We decided that timber, our core building material, would have to be sourced locally to reduce the embedded carbon miles. This would also have the effect of bolstering local supply chains in the future. In effect, Siberian or Canadian pine or rainforest hardwoods would be avoided. Wood Knowledge Wales helped us source ample quantities of local timber.

We went overboard with the thickness of insulation after we discovered that the lifetime value of a home was significantly enhanced by the highest standards of insulation and airtightness. Our SAP rating exceeds 104 on a scale where Category A starts at 92.

And carcinogens were virtually eliminated by rejecting adhesively bonded timber sections, or chemical preservatives or oil-based paints. The latter have proven to be particularly unfavourable in new builds due to the large surfaces of harmful vapour emissions.

Our focus on user experience also helped us to conclude that the homes should be straightforward to live in. ‘Open a window if its gets too warm or stuffy, shut it is it gets too cold,’ was our mantra. Our heating came from thermostatically controlled traditional wall mounted heaters some of which stored PV generated energy during daytime hours.

And in addition to around £1,000 in energy savings per annum we also decided to offer a community electric car which would potentially save each household another £1,000 and cost us less that 1 per cent of the capital cost of the development. For the village that represents a £300,000 benefit over a 25-year occupancy for an additional capital outlay that’s less than a quarter of the financial gain.

None of these benefits seem to have a way of being valued in the current regime. I call upon someone in Welsh Government to encourage the local authorities and RSLs to think more about triple bottom line benefits to tenants, to the community, the environment and to the long-term financial sustainability of future affordable housing programmes.

Glen Peters is CEO of Western Solar


Western Solar Ltd, an SME in Pembrokeshire, has built six sustainable affordable homes to showcase the future of this sector. It has ambitious expansion plans over the next ten years to meet the needs for energy efficient low cost housing.

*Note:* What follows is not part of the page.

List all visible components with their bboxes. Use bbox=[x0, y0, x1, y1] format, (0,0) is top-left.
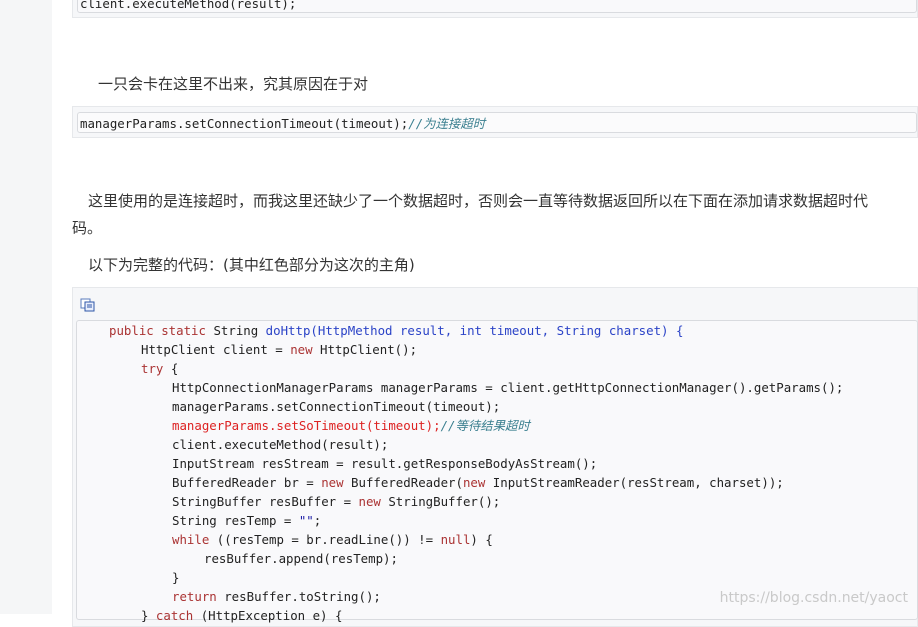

Western Solar Ltd has spent £2 million researching and developing a sustainable timber building system that is 100 per cent British, relying heavily on local supply chains, labour, materials and powered by solar energy. It has established an eco factory, built a full prototype solar home and has now completed the first solar village of six homes which it will operate as a private social landlord.

The homes can be built at average traditional build costs of £1,200/sq m and offer an energy efficiency (A Rating 105) and environmental impact (A 104). 12,000 KwH of annual energy production make the homes net contributors to the grid. Having 11” of insulation together with passive house standard windows and design mean each house consumes around 12 per cent of the energy of a traditional home saving a family £1,000 pa on fuel bills. The part factory built units is set to disrupt traditional development methods.